Um dia queria escrever uma história dos #panelaços no Brasil. É um tema interessante, protesto social e suas múltiplas formas. E por aqui, ele foi apropriado por diferentes classes e diferentes ideologias - em diferentes contextos.
Mas a verdade é que panelaço tem uma variante latino-americana que é o cazerolazo. E como no Brasil, as "cazerolas" não têm uma ideologia específica.
No Chile, em 1971, viraram sinônimo de protesto da direita golpista contra Salvador Allende.
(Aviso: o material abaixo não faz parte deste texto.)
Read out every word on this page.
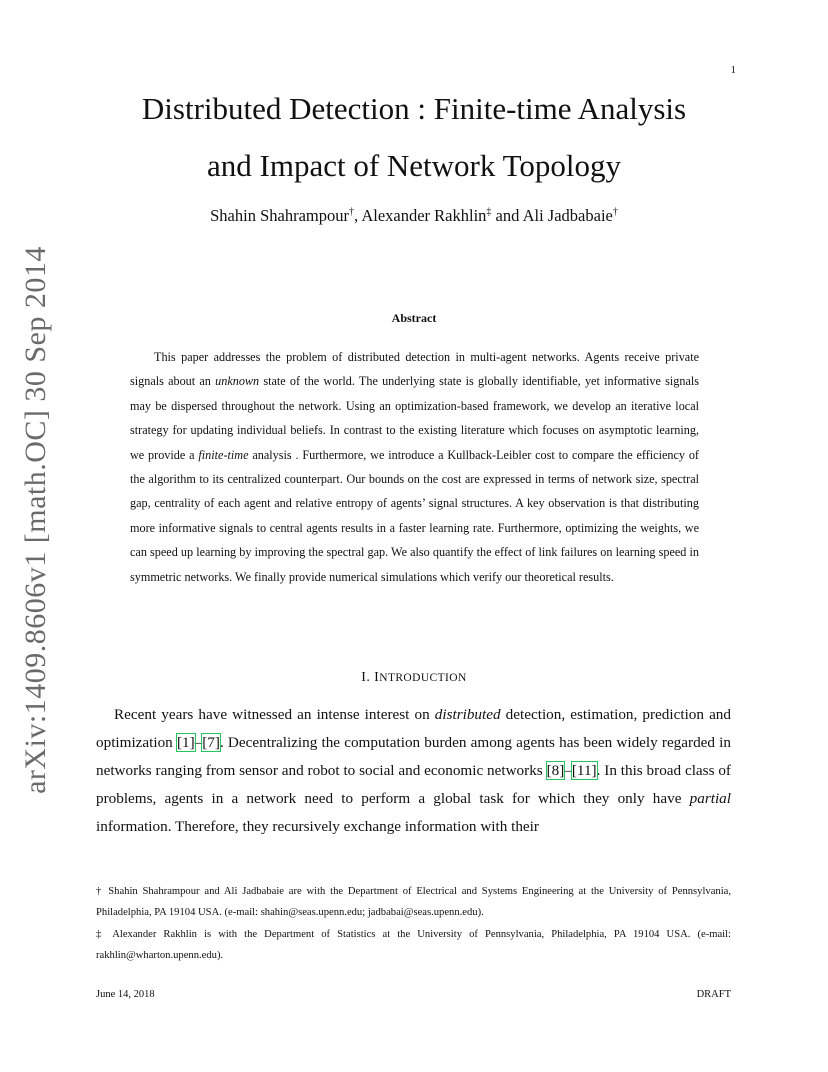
1
arXiv:1409.8606v1 [math.OC] 30 Sep 2014
Distributed Detection : Finite-time Analysis
and Impact of Network Topology
Shahin Shahrampour†, Alexander Rakhlin‡ and Ali Jadbabaie†
Abstract

This paper addresses the problem of distributed detection in multi-agent networks. Agents receive private signals about an unknown state of the world. The underlying state is globally identifiable, yet informative signals may be dispersed throughout the network. Using an optimization-based framework, we develop an iterative local strategy for updating individual beliefs. In contrast to the existing literature which focuses on asymptotic learning, we provide a finite-time analysis . Furthermore, we introduce a Kullback-Leibler cost to compare the efficiency of the algorithm to its centralized counterpart. Our bounds on the cost are expressed in terms of network size, spectral gap, centrality of each agent and relative entropy of agents’ signal structures. A key observation is that distributing more informative signals to central agents results in a faster learning rate. Furthermore, optimizing the weights, we can speed up learning by improving the spectral gap. We also quantify the effect of link failures on learning speed in symmetric networks. We finally provide numerical simulations which verify our theoretical results.

I. INTRODUCTION

Recent years have witnessed an intense interest on distributed detection, estimation, prediction and optimization [1]–[7]. Decentralizing the computation burden among agents has been widely regarded in networks ranging from sensor and robot to social and economic networks [8]–[11]. In this broad class of problems, agents in a network need to perform a global task for which they only have partial information. Therefore, they recursively exchange information with their

† Shahin Shahrampour and Ali Jadbabaie are with the Department of Electrical and Systems Engineering at the University of Pennsylvania, Philadelphia, PA 19104 USA. (e-mail: shahin@seas.upenn.edu; jadbabai@seas.upenn.edu).

‡ Alexander Rakhlin is with the Department of Statistics at the University of Pennsylvania, Philadelphia, PA 19104 USA. (e-mail: rakhlin@wharton.upenn.edu).

June 14, 2018	DRAFT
Mas tanto na Argentina, em 1982, quanto no Uruguai, em 1983, os cacerolazos foram apropriados pela luta contra a ditadura. Uma luta talvez ainda restrita a setores privilegiados...um professor meu, uruguaio, dizia que essa era um protesto das classes médias.
Na Argentina, em 2001, após a crise do governo De La Rua, os cazerolazos foram reincorporados. Mas enquanto os bairros de classe média de Buenos Aires batiam panela, as periferias tinham outros repertórios (a tradição dos piqueteros é muito foda, busquem conhecimento):
Apesar do estigma, as classes populares latino-americanas também batiam panela. Na Venezuela essa era uma tradição das classes populares nas décadas de 1980 e 1990 (louco pensar que já tinha fome na Venezuela ANTES do bolivarianismo, né não?)
Aliás, esse artigo que eu citei acima enumera vários casos interessantes para estudo, mas seu toque sobre a Argélia é muito equivocado - quem batia panela lá eram os franceses invasores, que batiam panela gritando "Argélia francesa".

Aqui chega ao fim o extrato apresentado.